Jasmine Ross cuddles with Sable, being fostered by the Ross family. Joy Committee volunteer Joan Bastura has fostered more than 50 dogs.

“You do get attached! But at the same time, I want her to find a new home because that means I can save more.”

That seems to be a shared attitude between Ross and one of the volunteers, Joan Bastura, who has fostered over 50 dogs during her time with the committee. After training Malamutes for over 40 years, 

Bastura nurtures dogs with behavioral issues to get them family-ready. She is specifically fond of fostering Shepherd breeds, though Ross keeps an eye out for needy canines of all shapes, sizes … and colors. 

Have you ever heard of Black Dog Syndrome? It’s common knowledge at shelters that breeds with pure black fur are often skipped over and ignored. That’s why it’s especially important for Ross to scoop up those black beauties, as well as breeds like pitties and bull dogs who aren’t people’s first choice.
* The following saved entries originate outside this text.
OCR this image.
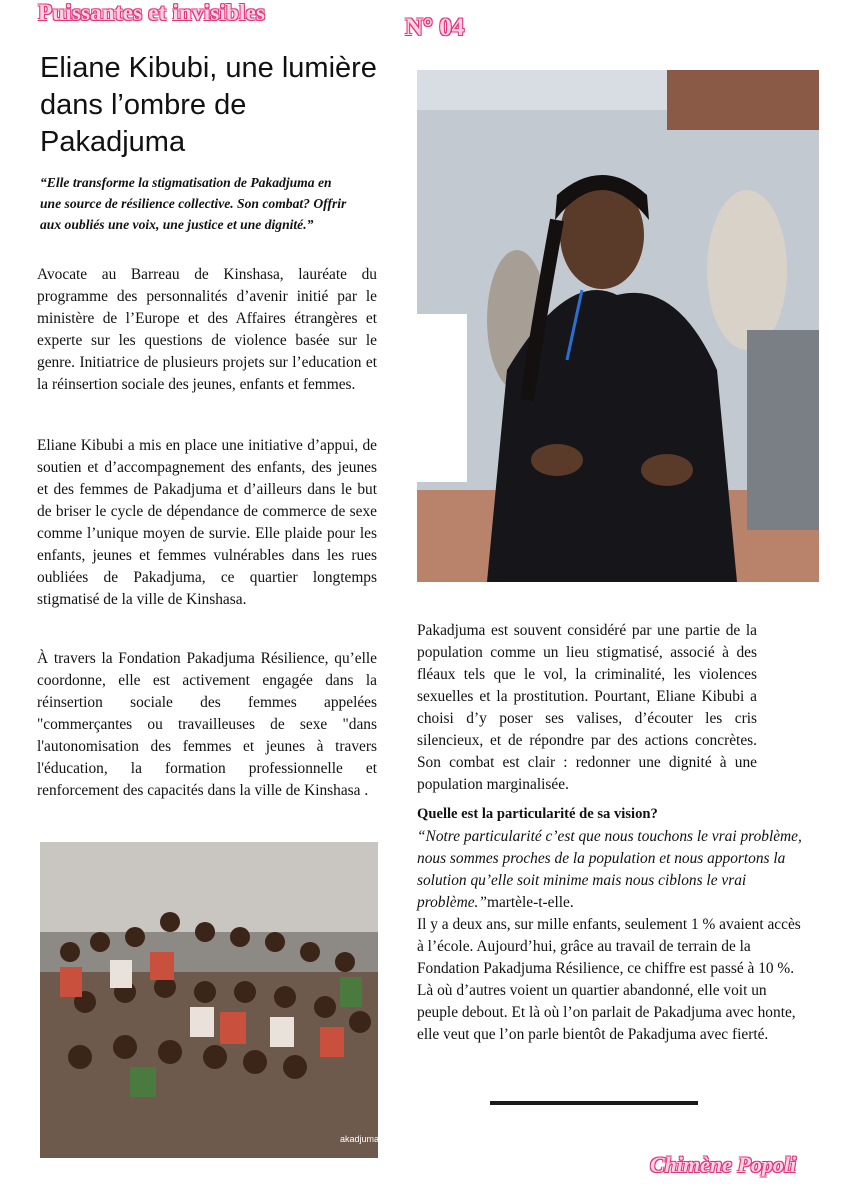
Puissantes et invisibles
N° 04
Eliane Kibubi, une lumière dans l’ombre de Pakadjuma
“Elle transforme la stigmatisation de Pakadjuma en une source de résilience collective. Son combat? Offrir aux oubliés une voix, une justice et une dignité.”
Avocate au Barreau de Kinshasa, lauréate du programme des personnalités d’avenir initié par le ministère de l’Europe et des Affaires étrangères et experte sur les questions de violence basée sur le genre. Initiatrice de plusieurs projets sur l’education et la réinsertion sociale des jeunes, enfants et femmes.
Eliane Kibubi a mis en place une initiative d’appui, de soutien et d’accompagnement des enfants, des jeunes et des femmes de Pakadjuma et d’ailleurs dans le but de briser le cycle de dépendance de commerce de sexe comme l’unique moyen de survie. Elle plaide pour les enfants, jeunes et femmes vulnérables dans les rues oubliées de Pakadjuma, ce quartier longtemps stigmatisé de la ville de Kinshasa.
À travers la Fondation Pakadjuma Résilience, qu’elle coordonne, elle est activement engagée dans la réinsertion sociale des femmes appelées "commerçantes ou travailleuses de sexe "dans l'autonomisation des femmes et jeunes à travers l'éducation, la formation professionnelle et renforcement des capacités dans la ville de Kinshasa .
Pakadjuma est souvent considéré par une partie de la population comme un lieu stigmatisé, associé à des fléaux tels que le vol, la criminalité, les violences sexuelles et la prostitution. Pourtant, Eliane Kibubi a choisi d’y poser ses valises, d’écouter les cris silencieux, et de répondre par des actions concrètes. Son combat est clair : redonner une dignité à une population marginalisée.
Quelle est la particularité de sa vision?
“Notre particularité c’est que nous touchons le vrai problème, nous sommes proches de la population et nous apportons la solution qu’elle soit minime mais nous ciblons le vrai problème.”martèle-t-elle.
Il y a deux ans, sur mille enfants, seulement 1 % avaient accès à l’école. Aujourd’hui, grâce au travail de terrain de la Fondation Pakadjuma Résilience, ce chiffre est passé à 10 %.
Là où d’autres voient un quartier abandonné, elle voit un peuple debout. Et là où l’on parlait de Pakadjuma avec honte, elle veut que l’on parle bientôt de Pakadjuma avec fierté.
akadjuma résilience
Chimène Popoli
“A lot of these are abandoned dogs, or litters of puppies that have just been dumped,” Ross says. “They’re often heartworm-positive, but that’s an easy fix that people don’t want to fuss with because they look sickly, or they’re afraid their medical bills will cost them a lot of money, when that’s not true. We work with a couple of vets at Ferry Pass Animal Hospital of Pensacola who provide excellent preventative care and get them fully healed.”

As this is a complete 501c3 non profit group, no volunteers or official members of the committee are compensated for their time or resources. This means your donations wholeheartedly go toward the community and pets, be it through the animal or children’s hospitals, toy drives or nourishment for the homeless. 

“It comes down to what you’re passionate about. We’d always love to have more fosters, more people to help feed the homeless or to visit the children’s hospital and nursing homes. We just want to make a positive impact on the world, and you’re welcome to join us.”